No, the president has not discovered a cure for cancer. But there is a pathology, a historical pathology, that he has attacked with unprecedented vigor and with unprecedented success. I refer, of course, to the political culture of the Middle East, which the president may actually have changed. And he has accomplished this genuinely momentous transformation in ways that virtually the entire foreign affairs clerisy — the cold-blooded Brent Scowcroft realist Republicans and almost all the Democrats — never thought possible. Or, perhaps, in ways some of them thought positively undesirable. Bush, it now seems safe to say, is one of the great surprises in modern U.S. history. Nothing about his past suggested that he harbored these ideals nor the qualities of character required for their realization. Right up to the moment Bush became president, I was convinced that his mind, at least on matters Levantine, belonged to his father and to James Baker III, whose worldview seemed to be defined by the pecuniary prejudice of oil and Texas: Keep the ruling Arabs happy. But I was wrong, and, in light of what has already been achieved in the Middle East, I am glad to say so. Most American liberals, alas, enjoy no similar gladness. They are not exactly pleased by the positive results of Bush’s campaign in the Middle East. They deny and resent and begrudge and snipe. They are trapped in the politics of churlishness.

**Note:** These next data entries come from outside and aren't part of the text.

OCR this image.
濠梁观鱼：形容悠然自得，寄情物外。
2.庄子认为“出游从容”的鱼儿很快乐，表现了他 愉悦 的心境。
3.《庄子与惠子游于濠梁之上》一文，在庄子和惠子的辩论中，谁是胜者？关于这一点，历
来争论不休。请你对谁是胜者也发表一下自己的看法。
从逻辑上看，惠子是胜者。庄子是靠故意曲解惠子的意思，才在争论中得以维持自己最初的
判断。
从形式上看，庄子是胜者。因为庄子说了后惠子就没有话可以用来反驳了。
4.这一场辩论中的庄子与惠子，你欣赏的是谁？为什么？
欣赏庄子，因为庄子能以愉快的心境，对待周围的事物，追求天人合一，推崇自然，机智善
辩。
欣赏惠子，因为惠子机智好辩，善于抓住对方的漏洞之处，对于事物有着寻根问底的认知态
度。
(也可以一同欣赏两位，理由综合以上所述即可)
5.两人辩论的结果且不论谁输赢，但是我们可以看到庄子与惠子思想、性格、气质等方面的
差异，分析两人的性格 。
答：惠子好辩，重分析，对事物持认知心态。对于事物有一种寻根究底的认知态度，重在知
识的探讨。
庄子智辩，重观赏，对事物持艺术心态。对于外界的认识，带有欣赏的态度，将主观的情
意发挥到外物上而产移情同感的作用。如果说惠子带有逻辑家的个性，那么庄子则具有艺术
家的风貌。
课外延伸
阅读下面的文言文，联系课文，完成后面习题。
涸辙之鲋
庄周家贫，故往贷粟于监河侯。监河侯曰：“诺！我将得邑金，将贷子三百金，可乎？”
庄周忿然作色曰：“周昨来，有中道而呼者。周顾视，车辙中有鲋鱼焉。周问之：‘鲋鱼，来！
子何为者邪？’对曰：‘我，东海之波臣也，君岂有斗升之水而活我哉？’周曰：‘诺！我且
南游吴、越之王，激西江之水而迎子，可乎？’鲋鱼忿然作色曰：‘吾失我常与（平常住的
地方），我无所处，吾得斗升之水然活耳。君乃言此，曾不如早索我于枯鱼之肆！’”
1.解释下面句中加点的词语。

In the wake of the loss of Ronald Reagan, and the loss soon (if not actually as we write) of John Paul II, we might ask the question: what makes for political greatness? One key element is a simple one — moral clarity. That seems to count for more than “sophistication” (at least as the chattering classes define sophistication) and “nuance” and “realism.”

It’s way to early to say whether Bush in fact will be remembered as a great president. But unlike John Kerry or Al Gore or Jimmy Carter or even (perhaps especially) his own father, Bush has the moral clarity to reach historical greatness. But political greatness never comes solely due to personal virtues. Some historical good luck is needed.